Tonawanda News — It's the holiday season, and you all know what that means. Parties, get-togethers, pot-lucks, dinners ... whatever you call it, you're on the hook to bring something to pass.
My cooking skills are admittedly weak when it comes to the more savory, hearty concoctions, so I tend to stick with dips, appetizers and baked goods.
I have a go-to family recipe for a cheese ball that I'm just not ready to part ways with quite yet, but I tried out a new creamy and spicy dip for a big family Cinco de Mayo taco dinner last spring.
The dip — smoky corn and jalapeno dip — is at once sweet from the roasted corn, and spicy from the peppers. Chose your peppers wisely. I've found the larger the pepper, the milder they are. I have no scientific basis for this theory, and after some searching on the web, it doesn't seem if people agree with the folk wisdom or not.
The dip is best served with tortilla chips, but you could probably safely use any cracker or unflavored chip you desire. Granted, our family party had about 20 in attendance, but this stuff went fast!

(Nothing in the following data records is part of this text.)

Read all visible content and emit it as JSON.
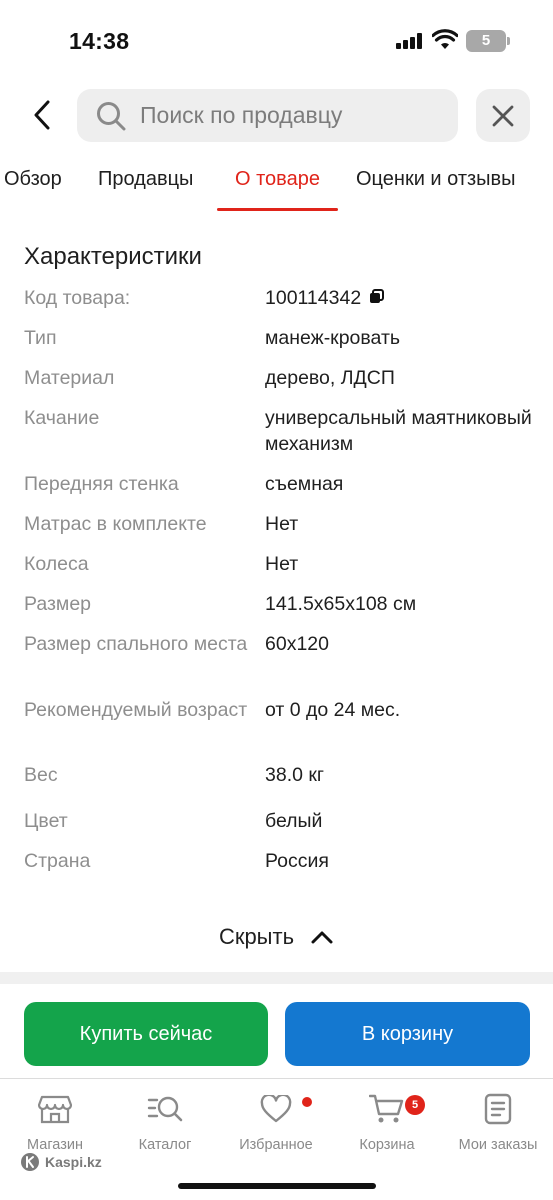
{
  "status_bar": {
    "time": "14:38",
    "battery": "5"
  },
  "search": {
    "placeholder": "Поиск по продавцу"
  },
  "tabs": [
    {
      "label": "Обзор"
    },
    {
      "label": "Продавцы"
    },
    {
      "label": "О товаре",
      "active": true
    },
    {
      "label": "Оценки и отзывы"
    }
  ],
  "specs": {
    "title": "Характеристики",
    "rows": [
      {
        "label": "Код товара:",
        "value": "100114342"
      },
      {
        "label": "Тип",
        "value": "манеж-кровать"
      },
      {
        "label": "Материал",
        "value": "дерево, ЛДСП"
      },
      {
        "label": "Качание",
        "value": "универсальный маятниковый механизм"
      },
      {
        "label": "Передняя стенка",
        "value": "съемная"
      },
      {
        "label": "Матрас в комплекте",
        "value": "Нет"
      },
      {
        "label": "Колеса",
        "value": "Нет"
      },
      {
        "label": "Размер",
        "value": "141.5x65x108 см"
      },
      {
        "label": "Размер спального места",
        "value": "60x120"
      },
      {
        "label": "Рекомендуемый возраст",
        "value": "от 0 до 24 мес."
      },
      {
        "label": "Вес",
        "value": "38.0 кг"
      },
      {
        "label": "Цвет",
        "value": "белый"
      },
      {
        "label": "Страна",
        "value": "Россия"
      }
    ],
    "hide_label": "Скрыть"
  },
  "actions": {
    "buy_now": "Купить сейчас",
    "to_cart": "В корзину"
  },
  "bottom_nav": {
    "items": [
      {
        "label": "Магазин",
        "icon": "store-icon"
      },
      {
        "label": "Каталог",
        "icon": "catalog-search-icon"
      },
      {
        "label": "Избранное",
        "icon": "heart-icon"
      },
      {
        "label": "Корзина",
        "icon": "cart-icon",
        "badge": "5"
      },
      {
        "label": "Мои заказы",
        "icon": "orders-icon"
      }
    ]
  },
  "brand": {
    "logo_text": "Kaspi.kz"
  },
  "colors": {
    "accent_red": "#e0241a",
    "buy_green": "#14a44b",
    "cart_blue": "#1478d0"
  }
}
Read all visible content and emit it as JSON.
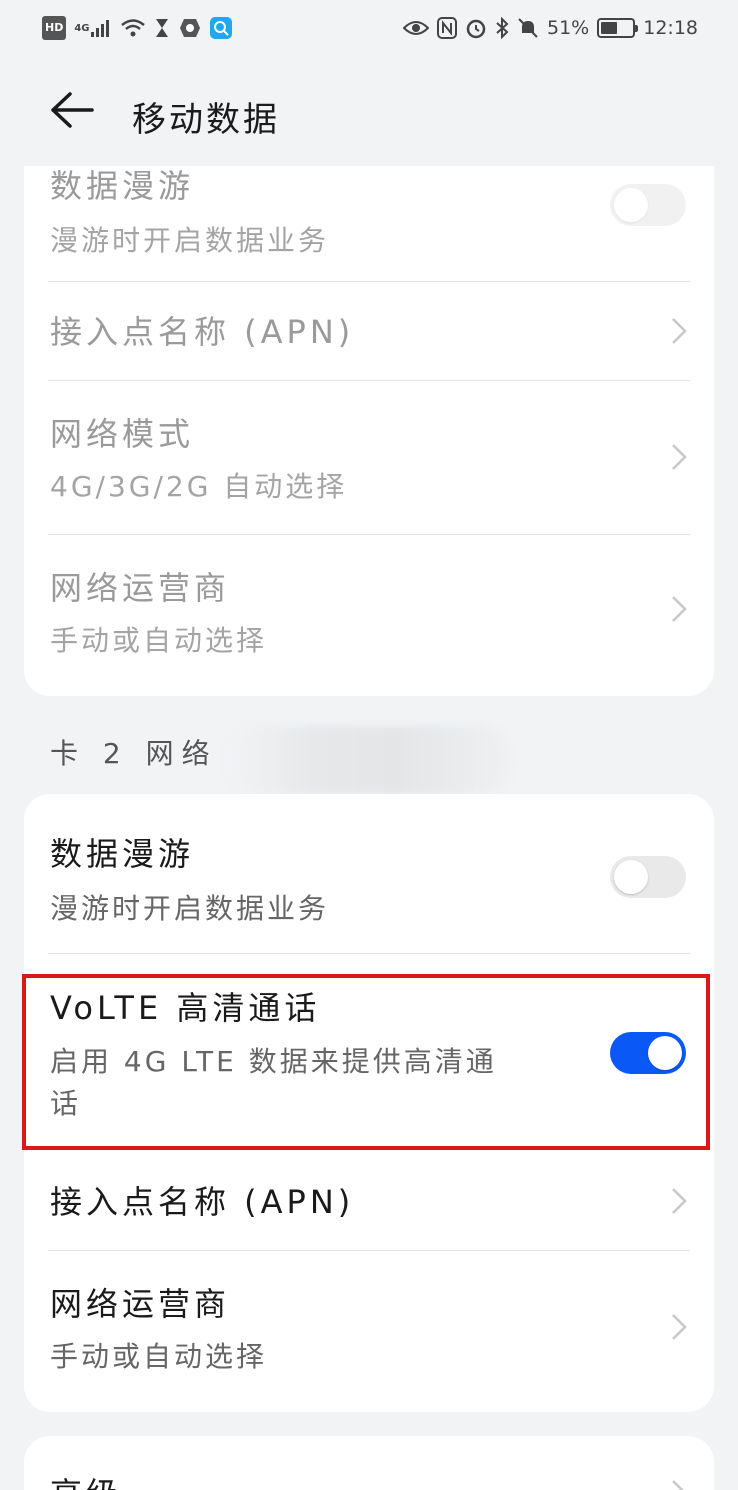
{
  "status_bar": {
    "hd_badge": "HD",
    "signal_label": "4G",
    "battery_text": "51%",
    "battery_level": 0.51,
    "time": "12:18",
    "icons": [
      "hd-icon",
      "cell-signal-icon",
      "wifi-icon",
      "hourglass-icon",
      "app-icon",
      "search-app-icon",
      "eye-icon",
      "nfc-icon",
      "alarm-icon",
      "bluetooth-icon",
      "mute-icon",
      "battery-icon"
    ]
  },
  "header": {
    "title": "移动数据",
    "back_icon": "arrow-left-icon"
  },
  "sim1": {
    "data_roaming": {
      "title": "数据漫游",
      "subtitle": "漫游时开启数据业务",
      "enabled": false
    },
    "apn": {
      "title": "接入点名称 (APN)"
    },
    "network_mode": {
      "title": "网络模式",
      "subtitle": "4G/3G/2G 自动选择"
    },
    "carrier": {
      "title": "网络运营商",
      "subtitle": "手动或自动选择"
    }
  },
  "sim2": {
    "section_label": "卡 2 网络",
    "data_roaming": {
      "title": "数据漫游",
      "subtitle": "漫游时开启数据业务",
      "enabled": false
    },
    "volte": {
      "title": "VoLTE 高清通话",
      "subtitle_line1": "启用 4G LTE 数据来提供高清通",
      "subtitle_line2": "话",
      "enabled": true
    },
    "apn": {
      "title": "接入点名称 (APN)"
    },
    "carrier": {
      "title": "网络运营商",
      "subtitle": "手动或自动选择"
    }
  },
  "advanced": {
    "title": "高级"
  },
  "colors": {
    "accent": "#0a59f7",
    "highlight": "#d91818",
    "background": "#f1f3f5"
  }
}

Smoky corn and jalapeno dip
2 large ears of corn, husks on
2 jalapeno peppers
1/2 cup mayonnaise
1/2 cup sour cream
1/2 cup grated cheddar cheese
1/2 cup grated pepper jack cheese
1/4 teaspoon smoked paprika
1/4 teaspoon kosher salt, or to taste
Grill the corn with husks on over medium-high heat. Rotate every five minutes until the outsides are lightly charred.
Grill the jalapenos in the same manner until lightly blackened ... should take less time.
Remove husks and silk from the corn and cut the kernels off the cob.
Seed and chop the jalapenos into small bits.
Mix all the ingredients in a large bowl, adding smoked paprika and kosher salt to taste.